Lundi, 21 Décembre 2009 11:47

A-t-on "tué l'espoir" ?

12 jours de sommet à Copenhague pour aboutir à une seule déclaration d'intention : limiter à 2° le réchauffement climatique d'ici 2050. Les critiques fusent, et elles sont le plus souvent fondées : en effet, nul accord n'a permis de se fixer des objectifs chiffrés. Un laxisme total qui laisse plusieurs millions de citoyens du monde sur leur faim. Les enjeux sont pourtant là et on le sait : réchauffement prévu de 3,5° d'ici 2050, hausse du niveau de la mer, déplacements massifs de populations, épuisement des énergies classiques...
Pourquoi un tel échec ? L'échec de Copenhague est dû à un ensemble de facteurs dont la liste va sans doute s'allonger au fur et à mesure des commentaires et analyses sur le sujet.

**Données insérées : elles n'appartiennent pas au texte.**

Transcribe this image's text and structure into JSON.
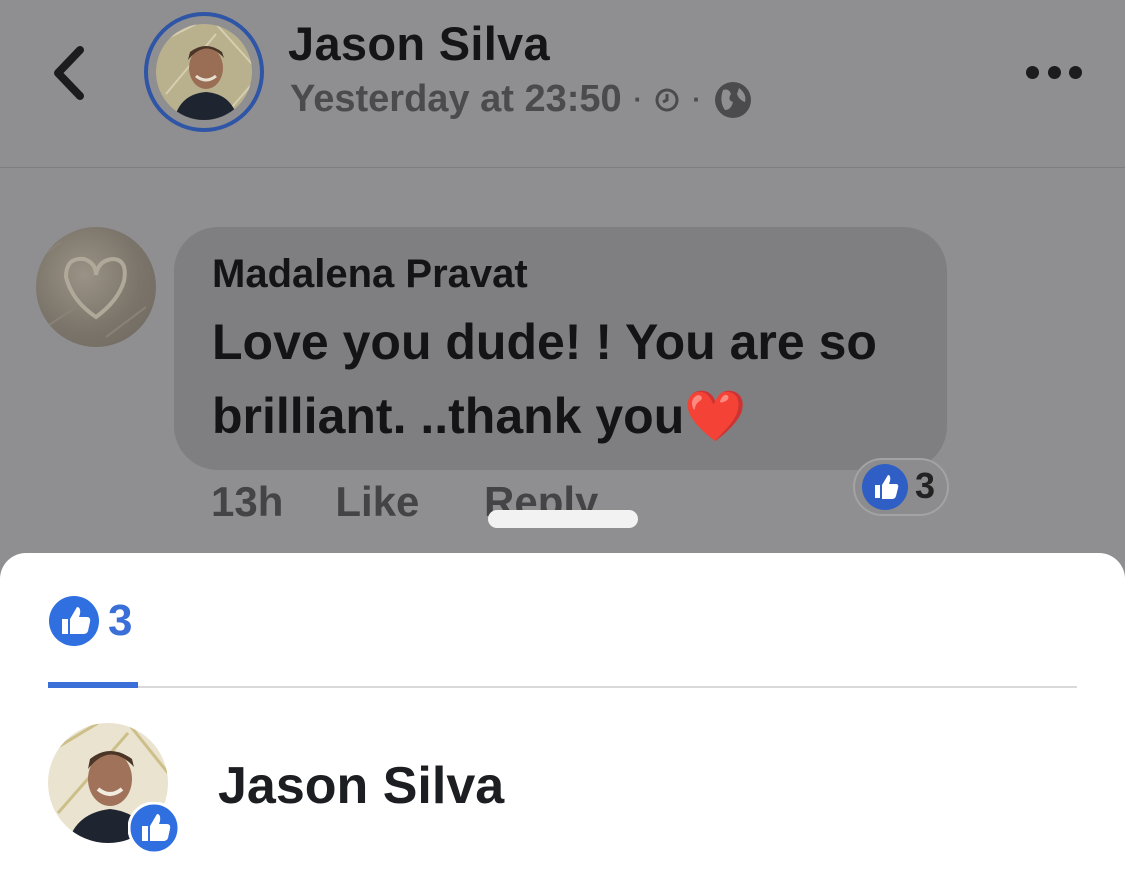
{
  "header": {
    "name": "Jason Silva",
    "timestamp": "Yesterday at 23:50",
    "separator": "·"
  },
  "comment": {
    "author": "Madalena Pravat",
    "text": "Love you dude! ! You are so brilliant. ..thank you",
    "emoji": "❤️",
    "time": "13h",
    "like_label": "Like",
    "reply_label": "Reply",
    "reaction_count": "3"
  },
  "sheet": {
    "tab_count": "3",
    "reactors": [
      {
        "name": "Jason Silva"
      }
    ]
  },
  "colors": {
    "accent": "#3b6fd8",
    "avatar_ring": "#2f55a6",
    "dim_overlay": "#8f8f91"
  },
  "icons": [
    "back-chevron-icon",
    "clock-icon",
    "globe-icon",
    "more-icon",
    "like-icon"
  ]
}
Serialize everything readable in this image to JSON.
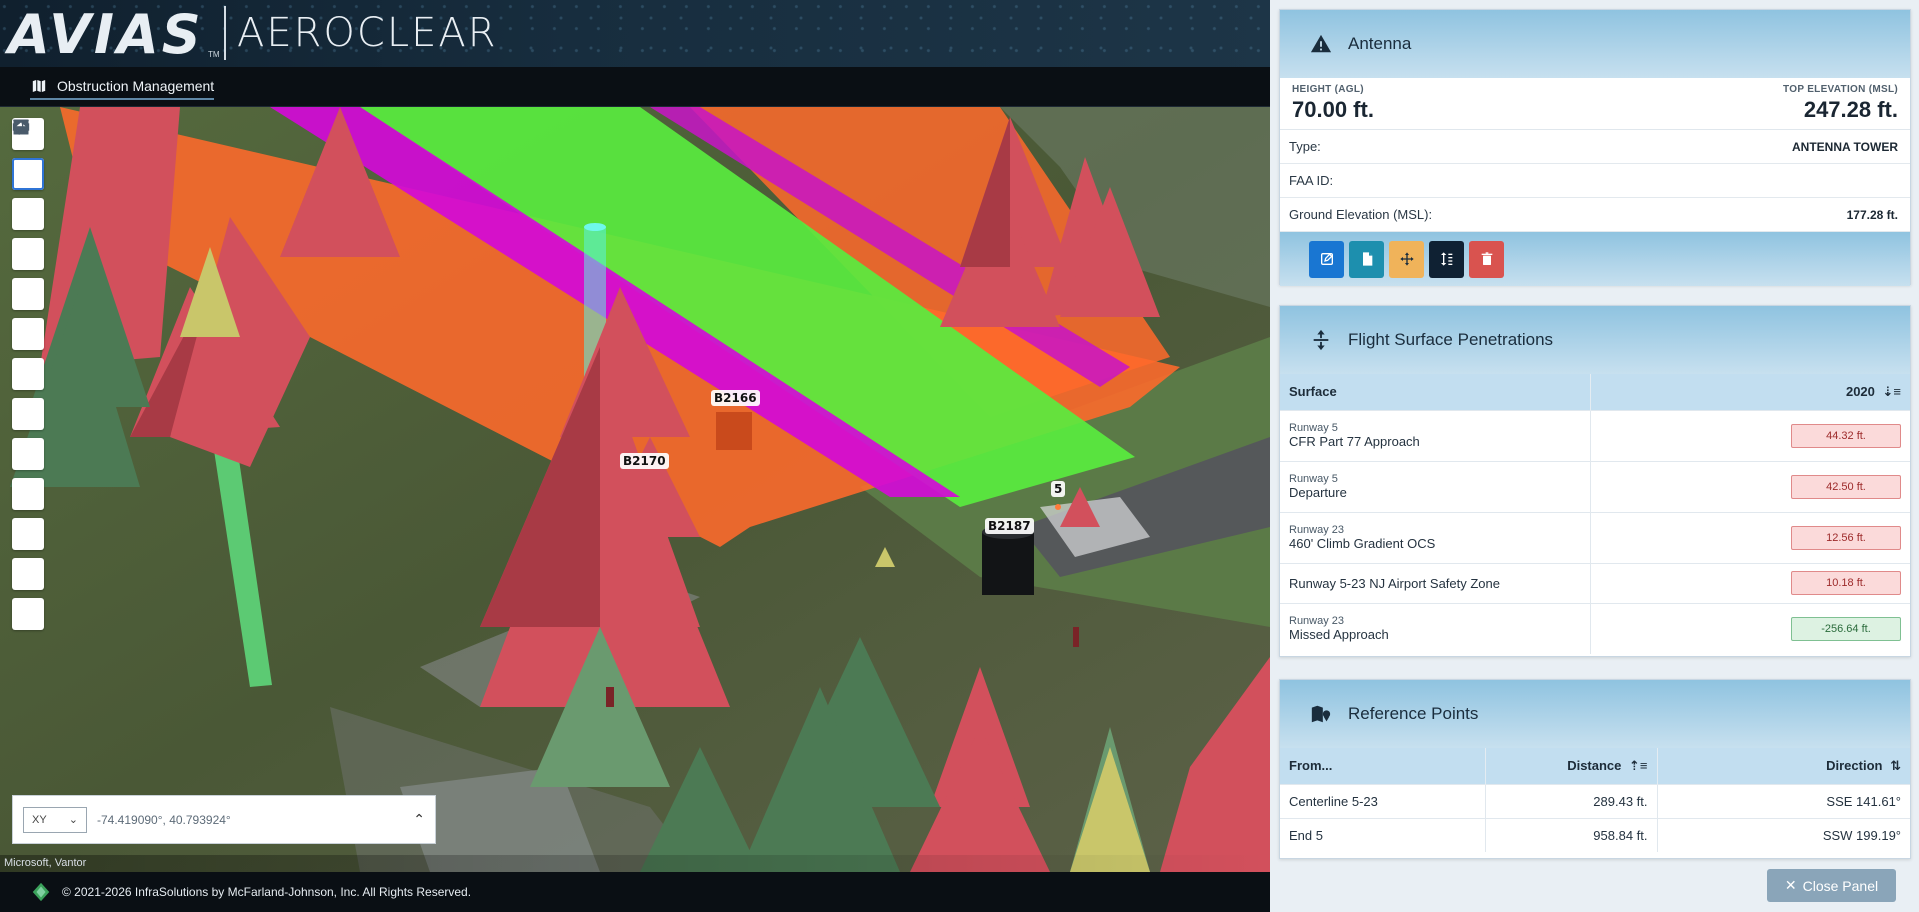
{
  "header": {
    "logo_primary": "AVIAS",
    "logo_tm": "TM",
    "logo_secondary": "AEROCLEAR"
  },
  "nav": {
    "active_label": "Obstruction Management"
  },
  "map": {
    "labels": [
      "B2166",
      "B2170",
      "B2187",
      "5"
    ],
    "toolbar_icons": [
      "home-icon",
      "layers-icon",
      "list-icon",
      "filter-icon",
      "search-map-icon",
      "history-icon",
      "add-point-icon",
      "qr-grid-icon",
      "measure-icon",
      "report-icon",
      "fullscreen-icon",
      "terrain-icon",
      "globe-icon"
    ],
    "coord_mode": "XY",
    "coords": "-74.419090°, 40.793924°",
    "attribution": "Microsoft, Vantor"
  },
  "footer": {
    "copyright": "© 2021-2026 InfraSolutions by McFarland-Johnson, Inc. All Rights Reserved."
  },
  "antenna": {
    "title": "Antenna",
    "height_label": "HEIGHT (AGL)",
    "height_value": "70.00 ft.",
    "top_label": "TOP ELEVATION (MSL)",
    "top_value": "247.28 ft.",
    "rows": [
      {
        "label": "Type:",
        "value": "ANTENNA TOWER"
      },
      {
        "label": "FAA ID:",
        "value": ""
      },
      {
        "label": "Ground Elevation (MSL):",
        "value": "177.28 ft."
      }
    ],
    "actions": [
      {
        "name": "edit-button",
        "icon": "edit-icon",
        "color": "#1976d2"
      },
      {
        "name": "document-button",
        "icon": "document-icon",
        "color": "#1d8fae"
      },
      {
        "name": "move-button",
        "icon": "move-icon",
        "color": "#f0b35a"
      },
      {
        "name": "height-button",
        "icon": "height-icon",
        "color": "#0f2133"
      },
      {
        "name": "delete-button",
        "icon": "trash-icon",
        "color": "#d9534f"
      }
    ]
  },
  "penetrations": {
    "title": "Flight Surface Penetrations",
    "col_surface": "Surface",
    "col_year": "2020",
    "rows": [
      {
        "runway": "Runway 5",
        "surface": "CFR Part 77 Approach",
        "value": "44.32 ft.",
        "status": "red"
      },
      {
        "runway": "Runway 5",
        "surface": "Departure",
        "value": "42.50 ft.",
        "status": "red"
      },
      {
        "runway": "Runway 23",
        "surface": "460' Climb Gradient OCS",
        "value": "12.56 ft.",
        "status": "red"
      },
      {
        "runway": "",
        "surface": "Runway 5-23 NJ Airport Safety Zone",
        "value": "10.18 ft.",
        "status": "red"
      },
      {
        "runway": "Runway 23",
        "surface": "Missed Approach",
        "value": "-256.64 ft.",
        "status": "green"
      }
    ]
  },
  "refpoints": {
    "title": "Reference Points",
    "col_from": "From...",
    "col_distance": "Distance",
    "col_direction": "Direction",
    "rows": [
      {
        "from": "Centerline 5-23",
        "distance": "289.43 ft.",
        "direction": "SSE 141.61°"
      },
      {
        "from": "End 5",
        "distance": "958.84 ft.",
        "direction": "SSW 199.19°"
      }
    ]
  },
  "close_label": "Close Panel"
}
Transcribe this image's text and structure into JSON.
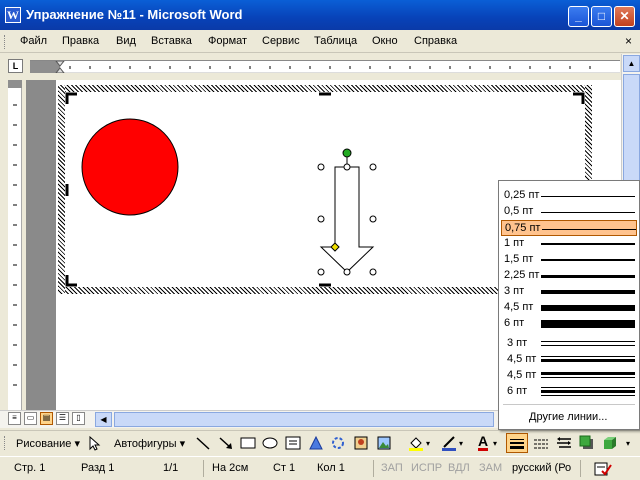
{
  "window": {
    "app_icon": "W",
    "title": "Упражнение №11 - Microsoft Word",
    "buttons": {
      "minimize": "_",
      "maximize": "□",
      "close": "✕"
    }
  },
  "menubar": {
    "items": [
      "Файл",
      "Правка",
      "Вид",
      "Вставка",
      "Формат",
      "Сервис",
      "Таблица",
      "Окно",
      "Справка"
    ],
    "close_doc": "×"
  },
  "ruler": {
    "tab_button": "L"
  },
  "canvas": {
    "circle_color": "#ff0000",
    "arrow_icon": "down-arrow-shape",
    "rotation_handle_color": "#22aa22",
    "adjust_handle_color": "#f0e000"
  },
  "line_weights": {
    "items": [
      {
        "label": "0,25 пт",
        "style": "single",
        "selected": false
      },
      {
        "label": "0,5 пт",
        "style": "single",
        "selected": false
      },
      {
        "label": "0,75 пт",
        "style": "single",
        "selected": true
      },
      {
        "label": "1 пт",
        "style": "single",
        "selected": false
      },
      {
        "label": "1,5 пт",
        "style": "single",
        "selected": false
      },
      {
        "label": "2,25 пт",
        "style": "single",
        "selected": false
      },
      {
        "label": "3 пт",
        "style": "single",
        "selected": false
      },
      {
        "label": "4,5 пт",
        "style": "single",
        "selected": false
      },
      {
        "label": "6 пт",
        "style": "single",
        "selected": false
      },
      {
        "label": "3 пт",
        "style": "double",
        "selected": false
      },
      {
        "label": "4,5 пт",
        "style": "thin-thick",
        "selected": false
      },
      {
        "label": "4,5 пт",
        "style": "thick-thin",
        "selected": false
      },
      {
        "label": "6 пт",
        "style": "triple",
        "selected": false
      }
    ],
    "more": "Другие линии...",
    "selected_color": "#ffc38e"
  },
  "drawbar": {
    "draw_label": "Рисование",
    "autoshapes_label": "Автофигуры",
    "font_color_letter": "A"
  },
  "status": {
    "page": "Стр. 1",
    "section": "Разд 1",
    "pages": "1/1",
    "at": "На 2см",
    "line": "Ст 1",
    "col": "Кол 1",
    "rec": "ЗАП",
    "trk": "ИСПР",
    "ext": "ВДЛ",
    "ovr": "ЗАМ",
    "lang": "русский (Ро"
  }
}
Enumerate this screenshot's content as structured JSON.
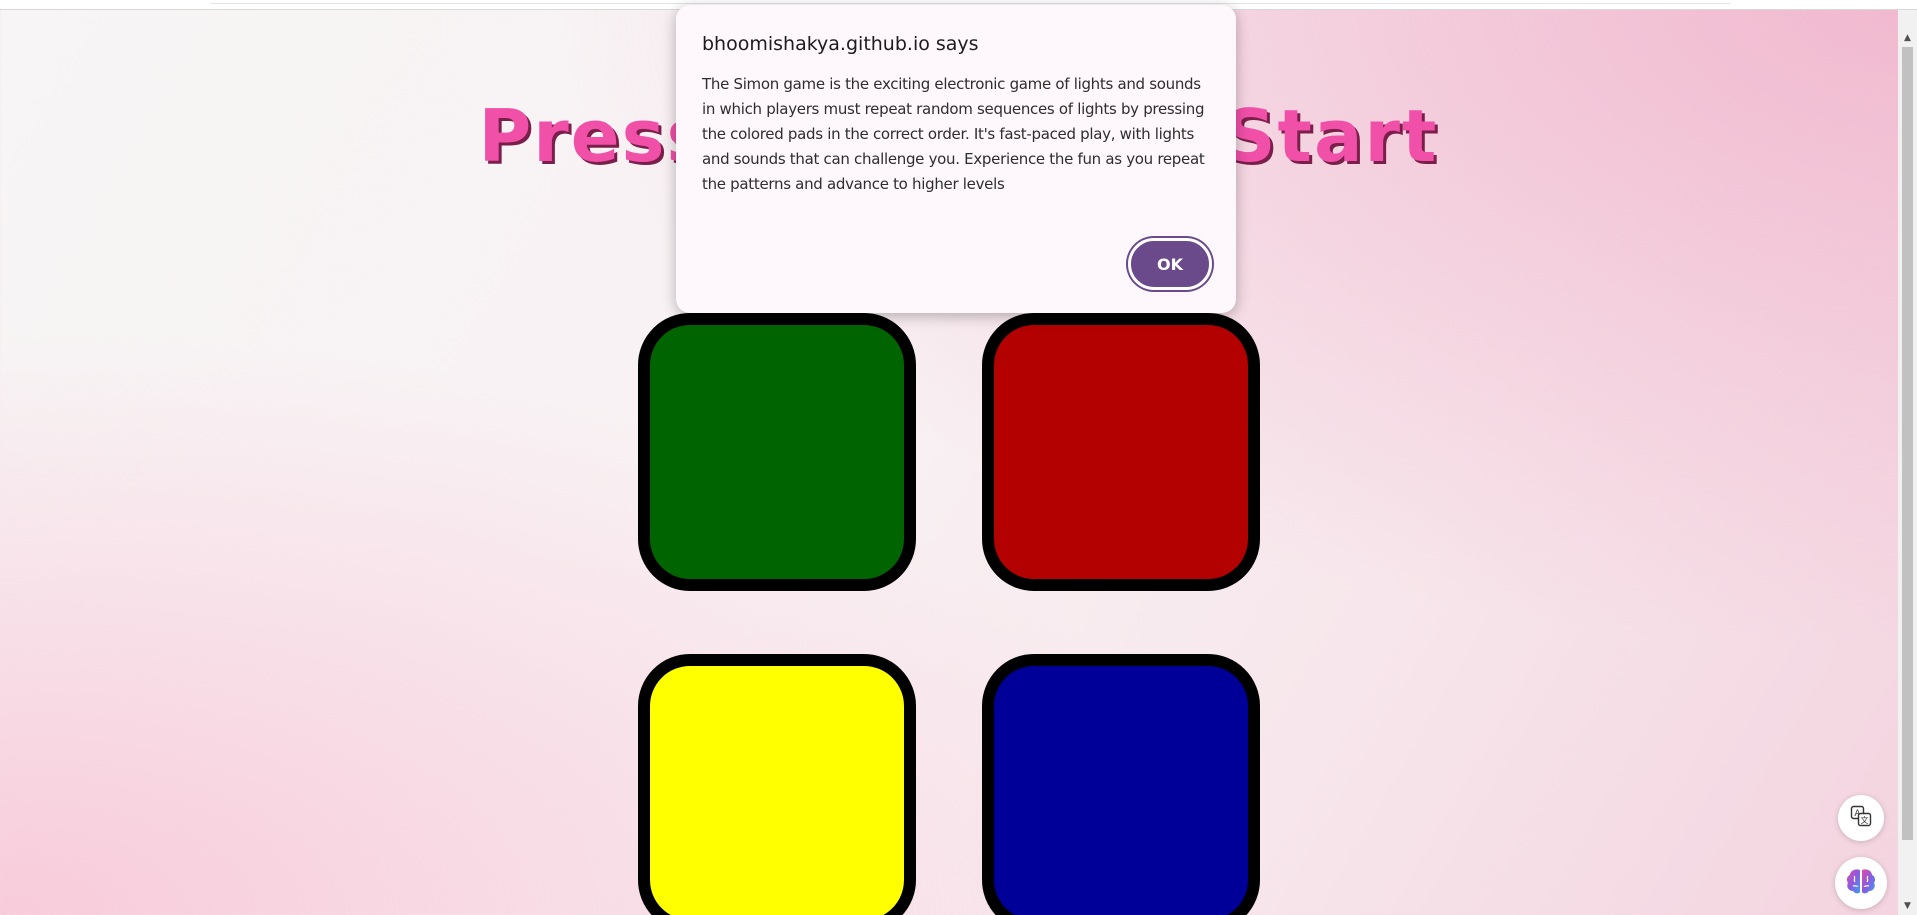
{
  "page": {
    "title": "Press Any Key to Start"
  },
  "pads": [
    {
      "color_name": "green",
      "color": "#006400"
    },
    {
      "color_name": "red",
      "color": "#b30000"
    },
    {
      "color_name": "yellow",
      "color": "#ffff00"
    },
    {
      "color_name": "blue",
      "color": "#000099"
    }
  ],
  "dialog": {
    "title": "bhoomishakya.github.io says",
    "message": "The Simon game is the exciting electronic game of lights and sounds in which players must repeat random sequences of lights by pressing the colored pads in the correct order. It's fast-paced play, with lights and sounds that can challenge you. Experience the fun as you repeat the patterns and advance to higher levels",
    "ok_label": "OK"
  },
  "floating_buttons": {
    "translate_icon": "translate-icon",
    "brain_icon": "brain-icon"
  },
  "colors": {
    "title_pink": "#f050a8",
    "dialog_button": "#6a4a8a"
  }
}
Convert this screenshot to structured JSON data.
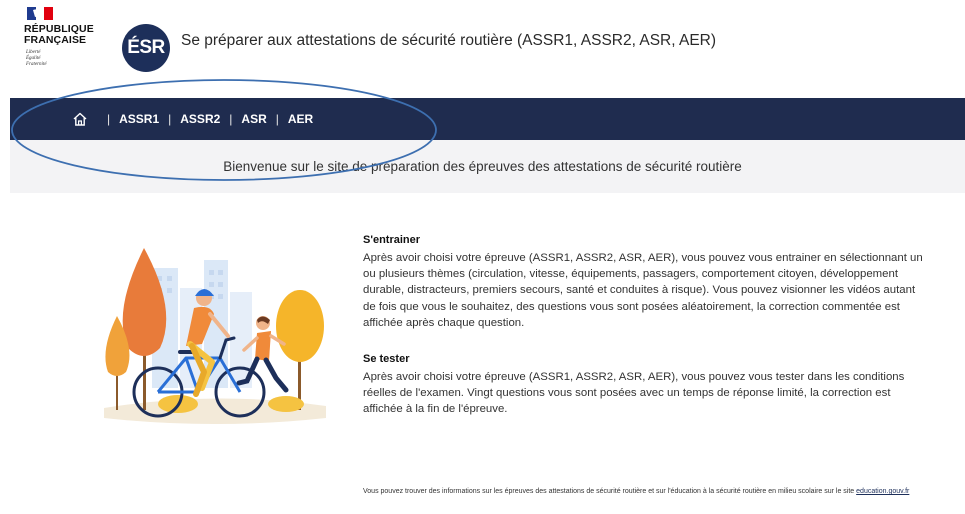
{
  "header": {
    "rf_line1": "RÉPUBLIQUE",
    "rf_line2": "FRANÇAISE",
    "motto_line1": "Liberté",
    "motto_line2": "Égalité",
    "motto_line3": "Fraternité",
    "logo_text": "ÉSR",
    "title": "Se préparer aux attestations de sécurité routière (ASSR1, ASSR2, ASR, AER)"
  },
  "nav": {
    "home_icon": "home-icon",
    "separator": "|",
    "items": [
      {
        "label": "ASSR1"
      },
      {
        "label": "ASSR2"
      },
      {
        "label": "ASR"
      },
      {
        "label": "AER"
      }
    ]
  },
  "welcome": {
    "text": "Bienvenue sur le site de préparation des épreuves des attestations de sécurité routière"
  },
  "sections": [
    {
      "title": "S'entrainer",
      "body": "Après avoir choisi votre épreuve (ASSR1, ASSR2, ASR, AER), vous pouvez vous entrainer en sélectionnant un ou plusieurs thèmes (circulation, vitesse, équipements, passagers, comportement citoyen, développement durable, distracteurs, premiers secours, santé et conduites à risque). Vous pouvez visionner les vidéos autant de fois que vous le souhaitez, des questions vous sont posées aléatoirement, la correction commentée est affichée après chaque question."
    },
    {
      "title": "Se tester",
      "body": "Après avoir choisi votre épreuve (ASSR1, ASSR2, ASR, AER), vous pouvez vous tester dans les conditions réelles de l'examen. Vingt questions vous sont posées avec un temps de réponse limité, la correction est affichée à la fin de l'épreuve."
    }
  ],
  "footnote": {
    "text": "Vous pouvez trouver des informations sur les épreuves des attestations de sécurité routière et sur l'éducation à la sécurité routière en milieu scolaire sur le site ",
    "link": "education.gouv.fr"
  },
  "colors": {
    "nav_bg": "#1f2c4f",
    "logo_bg": "#1d2f5a",
    "annotation_oval": "#3d6fb0",
    "welcome_bg": "#f3f3f5"
  }
}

D'ores et déjà, citons ces éléments qui se situent sur un plan politique :

- Pas de volonté politique
- Individualisme des Etats
- Absence d'unité de position au sein de l'Union européenne
- Remise en cause du fonctionnement même de l'ONU
- Manque d'ambition et de contraintes
- Pas d'objectifs chiffrés
- Non mise en place d'un organisme de contrôle des mesures prises en faveur de l'environnement
- Des négociations menées sans transparence ni cohésion
- Un sommet en tête à tête : Etats-Unis / Chine

Progresse-t-on sur le dossier environnemental mondial ?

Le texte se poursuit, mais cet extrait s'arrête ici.